Şırnak’ın Uludere (Qileban) ilçesinin Gülyazı (Bujeh) ve Ortasu (Roboskî) köylerinden 34 insanın havadan bombardıman ile öldürülmesinin ardından taziyeye giden kaymakama saldırı olmuş, bu saldırı ile ilgili köyden 5 kişi tutuklanmıştı.
Şırnak Kapalı Cezaevinde tutuklu bulunan beş kişiden 19 yaşındaki Faruk ENCÜ’nün yakınlarına gönderdiği mektup aileyi diken üstünde tutuyor. Mektubunda“katledilen kardeşlerim, abilerim ve dostlarım gözlerimin önüne geliyorlar ve uyandığımda kendimi çok yalnız hissediyorum. Bazen hapishanenin ışıkları kapanınca kendimi asmak istiyorum.” diyen Faruk’un yakınları hayatından her gün endişe ediyorlar.

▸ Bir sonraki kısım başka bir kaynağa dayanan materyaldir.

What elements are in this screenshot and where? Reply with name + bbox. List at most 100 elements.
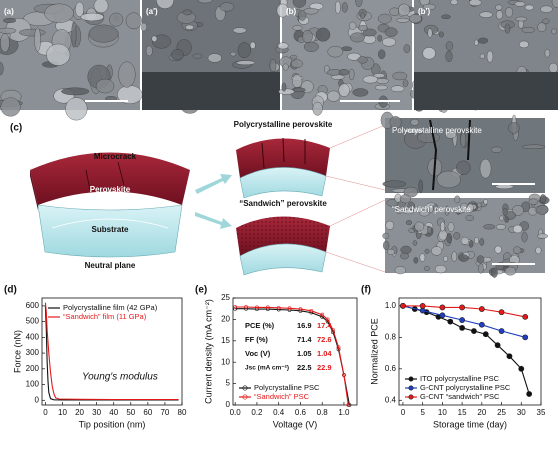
grain [467, 203, 474, 213]
grain [514, 1, 526, 7]
grain [413, 257, 419, 264]
grain [382, 37, 396, 47]
grain [109, 12, 124, 27]
marker [233, 306, 238, 311]
grain [46, 43, 71, 66]
y-tick-label: 500 [26, 317, 40, 326]
grain [156, 0, 174, 9]
grain [232, 27, 247, 34]
grain [396, 17, 410, 23]
grain [474, 39, 479, 46]
panel-label: (b′) [418, 7, 430, 16]
x-tick-label: 30 [92, 408, 101, 417]
y-axis-label: Force (nN) [12, 330, 22, 373]
x-tick-label: 15 [458, 408, 467, 417]
y-tick-label: 400 [26, 332, 40, 341]
grain [428, 204, 434, 213]
panel-label: (f) [361, 285, 371, 296]
marker [265, 305, 270, 310]
grain [355, 0, 363, 8]
table-cell: 22.9 [317, 363, 332, 372]
grain [479, 238, 485, 246]
grain [519, 40, 529, 49]
grain [474, 237, 479, 244]
x-tick-label: 0 [43, 408, 48, 417]
y-tick-label: 0 [226, 400, 231, 409]
marker [478, 321, 485, 328]
grain [422, 3, 436, 11]
grain [151, 35, 158, 42]
grain [542, 18, 550, 25]
marker [287, 306, 292, 311]
grain [352, 88, 369, 97]
grain [491, 267, 498, 278]
grain [376, 78, 389, 84]
grain [88, 24, 119, 43]
grain [219, 2, 235, 12]
grain [504, 23, 511, 34]
grain [434, 264, 447, 274]
marker [518, 365, 525, 372]
grain [403, 44, 411, 54]
marker [331, 328, 335, 333]
grain [424, 248, 430, 254]
panel-label: (e) [195, 285, 207, 296]
x-axis-label: Tip position (nm) [79, 419, 146, 429]
legend-marker [408, 376, 414, 382]
label: Perovskite [90, 185, 131, 194]
grain [422, 47, 436, 60]
grain [350, 32, 365, 43]
grain [389, 116, 402, 129]
grain [34, 27, 41, 52]
grain [192, 53, 203, 59]
grain [382, 180, 407, 188]
label: Microcrack [94, 152, 137, 161]
y-tick-label: 5 [226, 379, 231, 388]
marker [325, 317, 330, 322]
grain [327, 45, 344, 58]
grain [302, 29, 313, 44]
grain [477, 37, 489, 44]
marker [298, 307, 303, 312]
grain [535, 246, 542, 255]
panel-label: (a′) [146, 7, 158, 16]
grain [385, 220, 395, 230]
grain [465, 214, 474, 222]
grain [505, 7, 514, 18]
grain [392, 71, 408, 81]
grain [387, 248, 395, 256]
marker [459, 324, 466, 331]
grain [479, 11, 493, 18]
panel-label: (c) [10, 123, 22, 134]
grain [374, 84, 388, 91]
grain [460, 132, 467, 148]
marker [447, 318, 454, 325]
grain [277, 42, 289, 50]
grain [362, 75, 379, 84]
marker [494, 342, 501, 349]
grain [551, 0, 558, 8]
x-tick-label: 0.6 [295, 408, 307, 417]
grain [236, 60, 256, 66]
grain [539, 194, 547, 204]
grain [528, 198, 539, 205]
grain [298, 10, 307, 21]
y-tick-label: 25 [221, 293, 230, 302]
grain [468, 0, 482, 6]
grain [409, 14, 422, 24]
marker [244, 305, 248, 309]
table-cell: Voc (V) [245, 349, 271, 358]
grain [384, 27, 398, 37]
panel-label: (a) [4, 7, 14, 16]
marker [276, 305, 281, 310]
y-axis-label: Normalized PCE [369, 318, 379, 385]
grain [537, 22, 547, 32]
x-tick-label: 40 [109, 408, 118, 417]
panel-label: (d) [4, 285, 17, 296]
grain [540, 5, 553, 13]
x-tick-label: 0.2 [251, 408, 263, 417]
grain [377, 13, 392, 24]
grain [511, 205, 524, 216]
grain [508, 122, 520, 134]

Cezaevindeki diğer mahkumların psikolojik durumunun her geçen daha da kötüye gittiğini belirttikleri Faruk mektubun başka bir yerinde şöyle yazıyor: “Serhat kardeşim bana söz vermiştin asla birbirimizi bırakmayacaktık ve beraber gözlerimizi kapacaktık bu yalan dünyada. İkimiz de sözümüzde durmadık ama az kaldı sözümü tutacağım. Sizden isteğim eğer ölürsem 34 mezarın yanına benim mezarımı da kazın. (…) Öldüğümde belki onların yanına cennete giderim ve eski günlerimizdeki gibi halısahada top oynar. Eskisi gibi piknik yaparız ve serhat kardeşim beni yine suya atar ve Hamza kardeşimde yine gülerek sudan çıkmama yardım eder.”
Uludere’deki bombardımanda hayatını kaybedenlerden; Serhat Encü (16), Cemal Encü (18) ve Hamza Encü’nün (22) amcaoğlu ve Bedran Encü’nün (14) de halasının oğlu olan Faruk Encü mektubunu şöyle bitiriyor: “Size seslenmek istiyorum ey insanlığını kaybedenler ne hakkınız vardı benden bu hayallerimi aldınız. Bize bu acıyı çektirme hakkını nerden aldınız ne istediniz o gencecik insanlardan ve hayallerinden ey insanlığın katilleri. Bu ülkede hak, hukuk ve demokrasiden bahsedenler yaklaşık 50 gün geçmesine rağmen katilleri bulamadınız yoksa siz misiniz katiller ki ortaya çıkmıyorsunuz. Ey ben insanım diyenler adalet istiyorum. Adalet adalet adalet istiyorum.”